I moved away from the window and lied on the bed. I looked at the dull ceiling of our house, and I closed my eyes and dreamed of the azure heavens. I imagined the clear blue skies. I tried to feel what it was like to be on top of the world. I wanted to live a life without any sorrow, without any grief, without any melancholy. I wanted to take my mother to a place where there is no need to cry, no need for pain, and no need to hide. And it didn’t take long before I fell asleep.

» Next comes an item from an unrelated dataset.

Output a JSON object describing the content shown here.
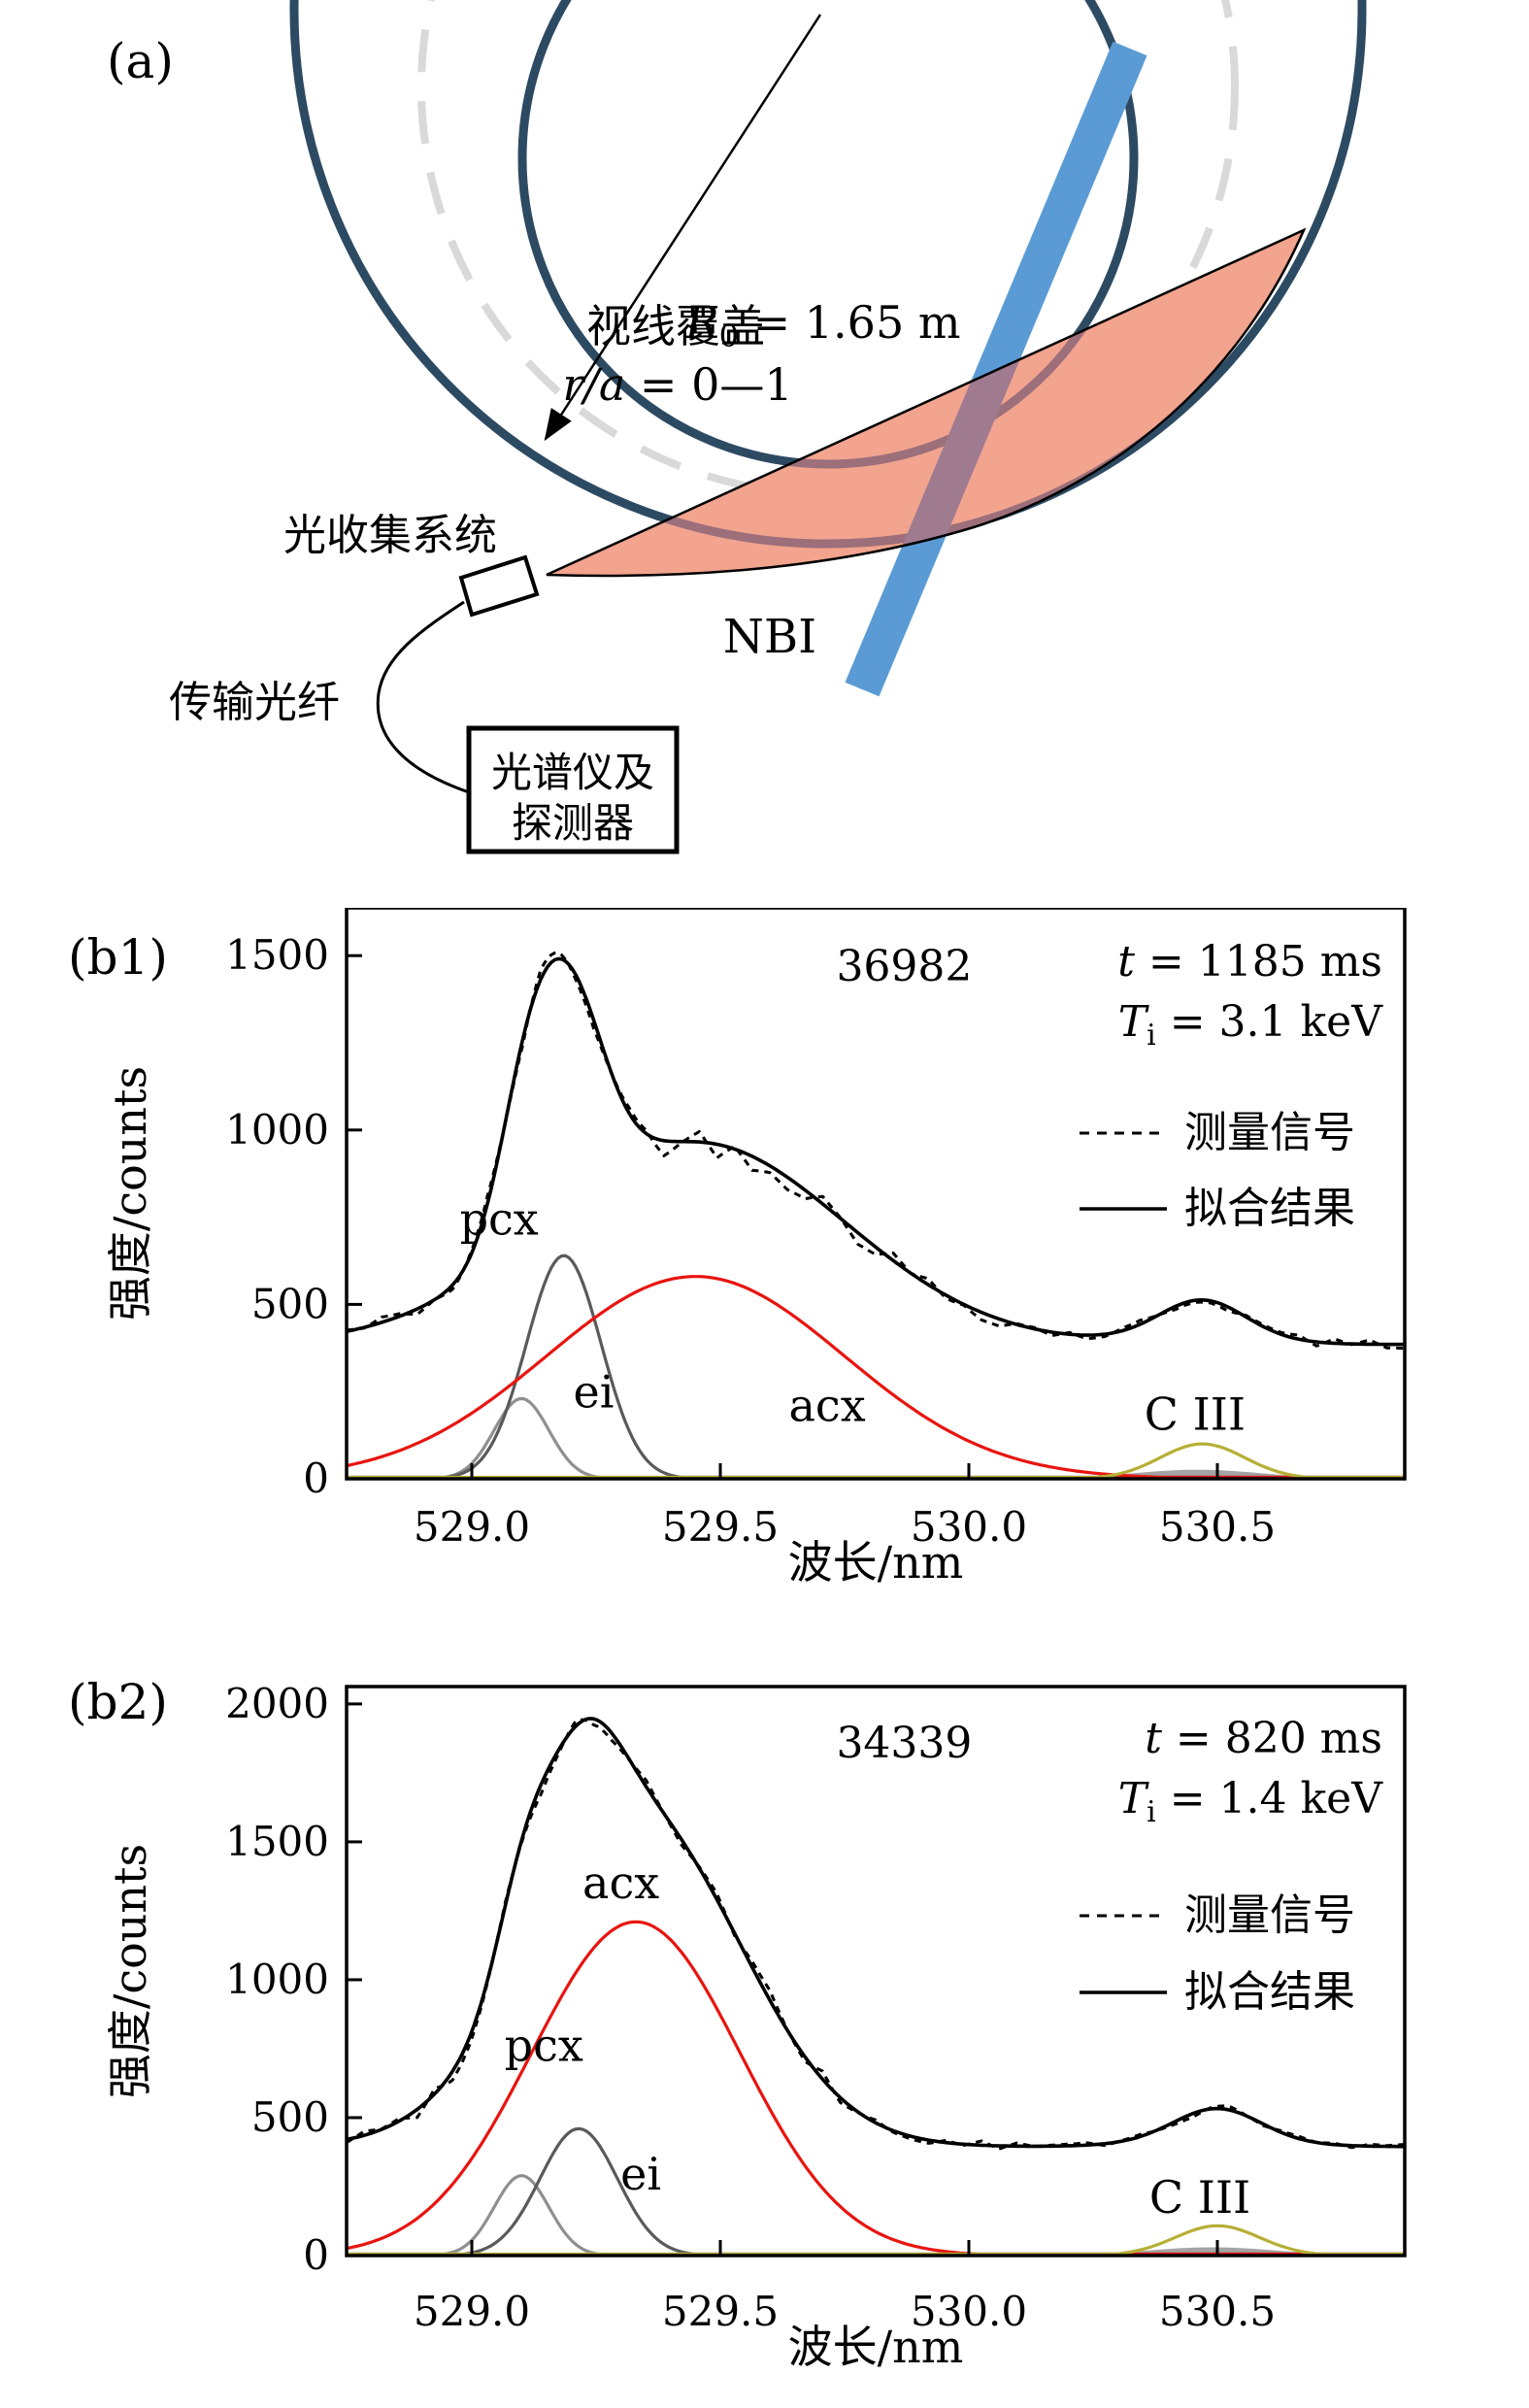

When I woke up, it was already very dark outside. I peeked at the windows once more, and I could tell that it already late, probably close to midnight. I couldn’t believe that I remained in slumber for such an extended time. The night scene behind the closed window blinds of my room was very similar to last night, except that there was no more full moon that illuminates everything in the milieu. There was no more radiance. I struggled to find a matchbox in the drawer of the mahogany table in front of the mirror. It took me quite some time before I got my hands on my only source of light that evening. I then located a small white candle resting on one corner of the table. Carefully, I used a matchstick to light up the candle and illuminate my shadowy room. As the orange flare on the tip of the candle sent light in every corner of the space, I saw Mother’s chocolate cake on the table on the opposite corner of where the candle was. I was always touched whenever she would bake those cakes for me every night. She had probably left it there when she found me sleeping soundly in my room. I charily grabbed the plate with both hands, and I sneakily exited my room. Peering from upstairs, I saw Mother in a deep sleep on the wooden couch downstairs. Cautiously, I went down the staircase carrying the plate. Before I went out of the house, I sneaked into the little cozy stockroom and stole a crystal clear see-through box and a long, scarlet ribbon. My mother used those materials in making handicrafts for our gift store. I gently transferred the chocolate cake from the plate into the box before sealing it stylishly with the burgundy ribbon.
I managed to get out of the house without my mother noticing me. Without hesitation, I ran through the roads of the town, sensing the cold autumn breeze of the evening wind. The transparent box with the cake inside was still there, on both of my hands, dashing with me through the paths of the town. The canvass known as the night sky was painted with a thousand stars, and in the absence of the full moon they were the ones who enlightened the path for me. After a few minutes of sprinting, I finally reached the place – the tranquil and deserted fields where it rained last night. And I returned to that very same spot where I gazed at the extensive ocean, without any idea that I was about the discover something. There, on the exact spot where I stood while gazing at the sea, was nothing. There was nothing at all! The chocolate cake I left yesterday was gone. And so, with much happiness and joy wanting to burst from my heart, I cried. “He has returned!”